FINANCE

£350m of academy schools expansion cash lost, PAC blasts

DfE wasted £350m amid £1bn overspend during two-year period which saw academy school numbers rise tenfold, MPs report.

The Department of Education wasted £350m overseeing a two-year period of massive growth in the numbers of academy schools removed from local authority control, a Parliamentary spending watchdog has reported.

A Public Accounts Committee (PAC) report issued today on managing the expansion of the academies programme finds £8.3bn was spent on academies between April 2010 to March 2012.

As a result of this funding boost the total number of academy schools – which are accountable to Whitehall and beyond local authority control - increased tenfold from 203 in May 2010 to 2,309 by September 2012.

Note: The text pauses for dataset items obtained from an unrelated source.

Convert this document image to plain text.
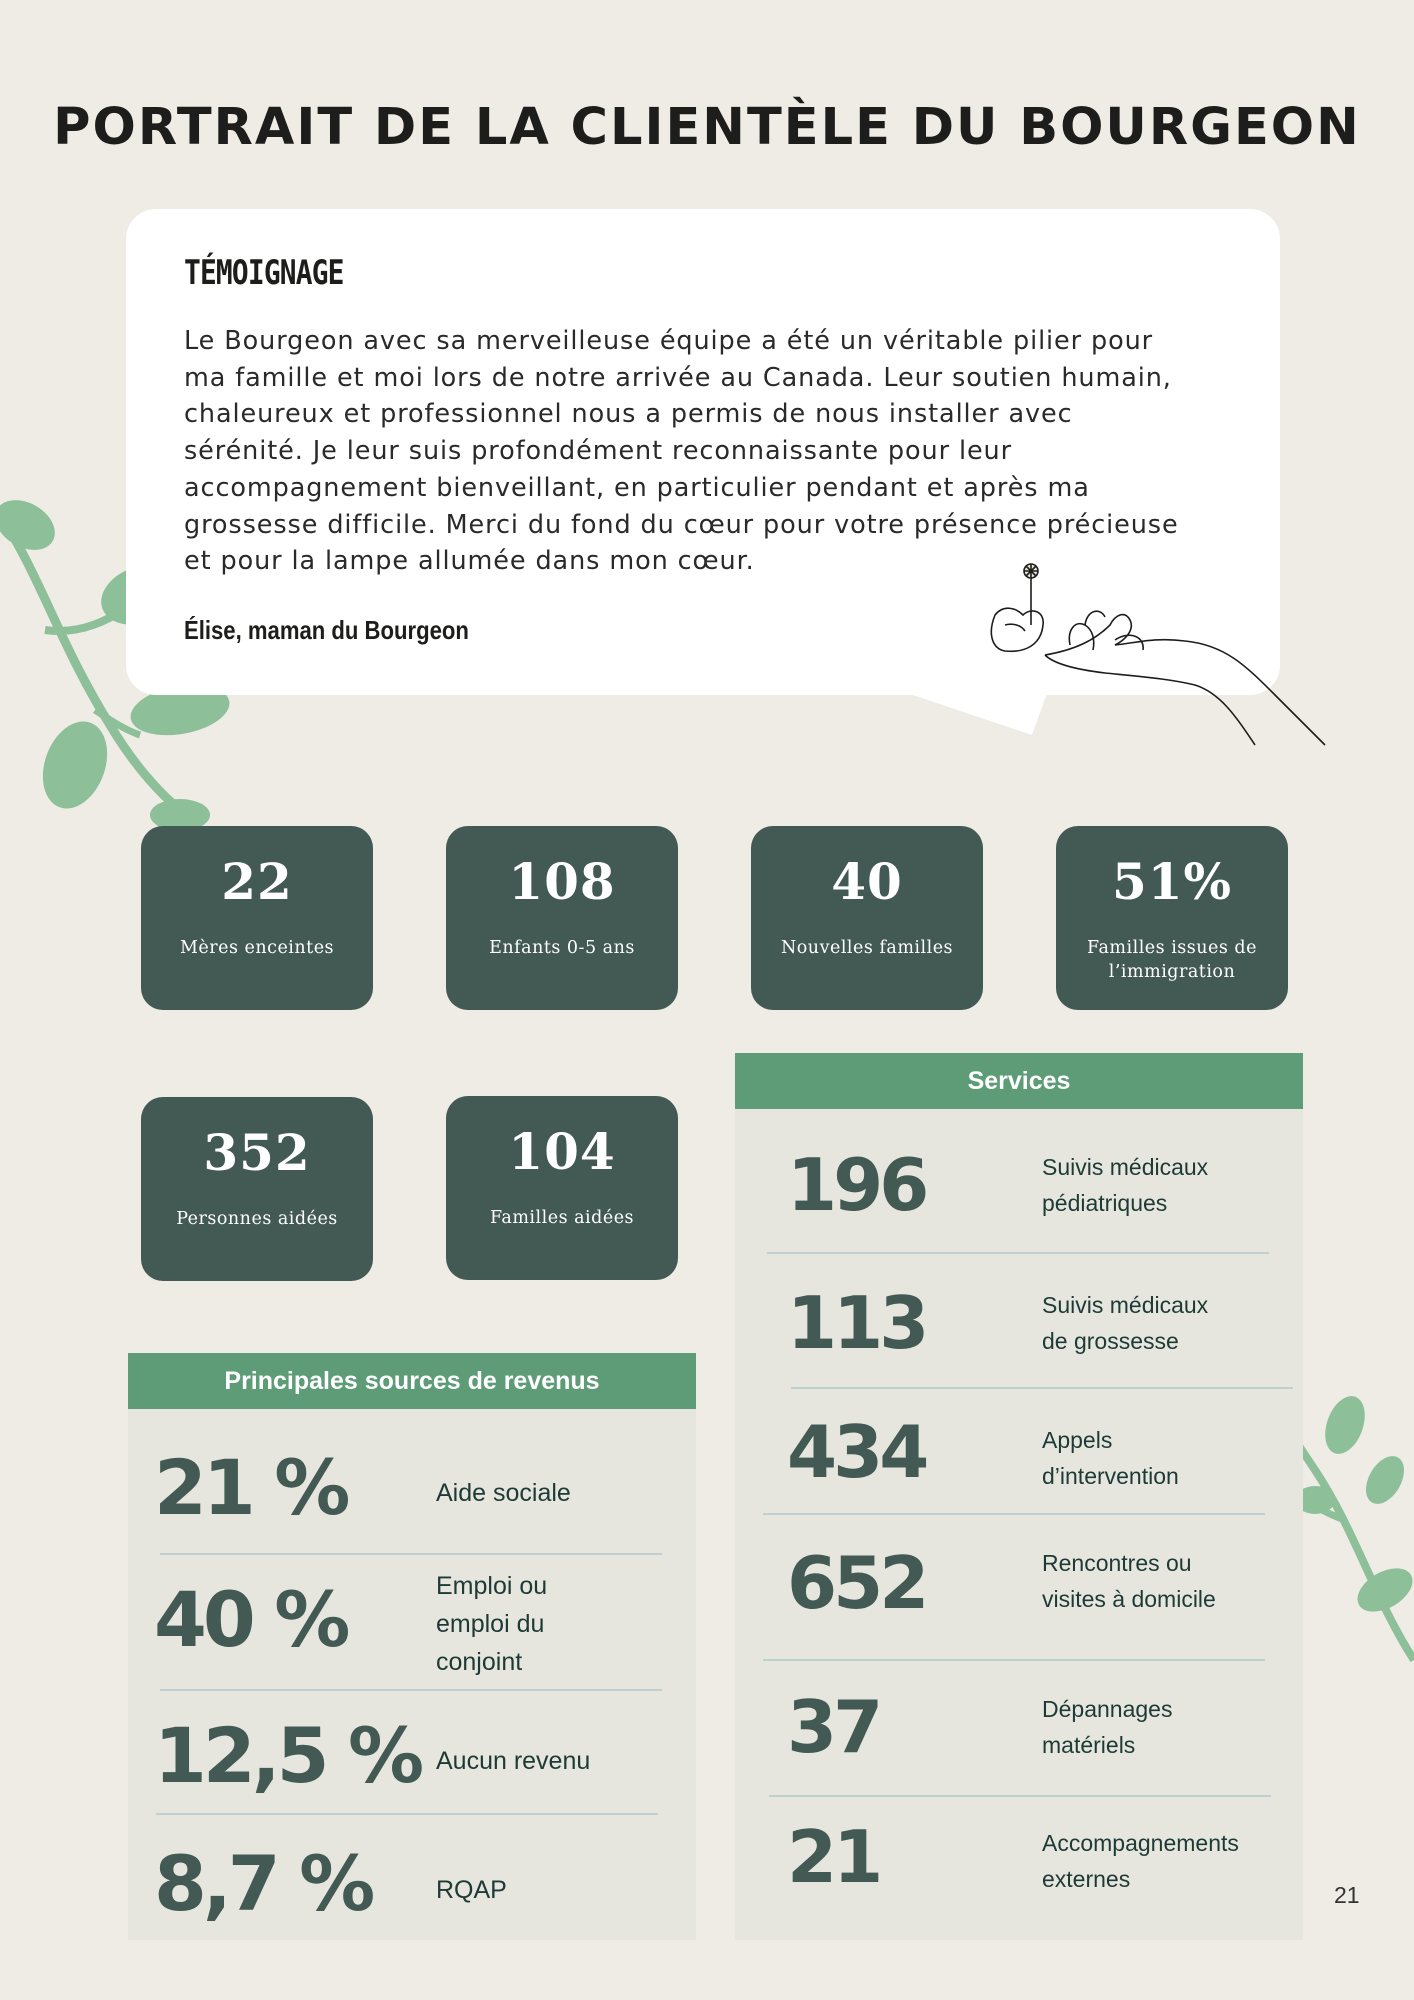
PORTRAIT DE LA CLIENTÈLE DU BOURGEON
TÉMOIGNAGE
Le Bourgeon avec sa merveilleuse équipe a été un véritable pilier pour
ma famille et moi lors de notre arrivée au Canada. Leur soutien humain,
chaleureux et professionnel nous a permis de nous installer avec
sérénité. Je leur suis profondément reconnaissante pour leur
accompagnement bienveillant, en particulier pendant et après ma
grossesse difficile. Merci du fond du cœur pour votre présence précieuse
et pour la lampe allumée dans mon cœur.
Élise, maman du Bourgeon
22
Mères enceintes
108
Enfants 0-5 ans
40
Nouvelles familles
51%
Familles issues de l’immigration
352
Personnes aidées
104
Familles aidées
Principales sources de revenus
21 %	Aide sociale
40 %	Emploi ou emploi du conjoint
12,5 % Aucun revenu
8,7 %	RQAP
Services
196	Suivis médicaux
pédiatriques
113	Suivis médicaux
de grossesse
434	Appels
d’intervention
652	Rencontres ou
visites à domicile
37	Dépannages
matériels
21	Accompagnements
externes
21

However, some £1bn of this outlay was an additional cost met by channelling money from other departmental budgets, and £95m of this came at the expense of funds earmarked for schools facing difficult challenges and circumstances, the MPs said.

Around £350m of the extra £1bn represented 'unnecessary' additional cash that was never recovered from local authorities, the MPs claim.

Chair of the PAC Margaret Hodge said: ‘The funding system for academies has not operated effectively alongside the local authority system and has made it hard for the Department to prove that academies are not receiving more money than they should.

‘The Department must publish detailed data showing school-level expenditure, including costs per pupil, so that proper comparisons can be made with the data for maintained schools.'

Urging the department to ‘get a grip' on value for money, the Committee said the DfE had incurred significant costs from a complex and inefficient system for funding the programme.  The Committee said the DfE's oversight of academies has had to play catch-up with the rapid growth in numbers – with the doubling of civil servants scrutinising the finances of academies, whose numbers had increased tenfold.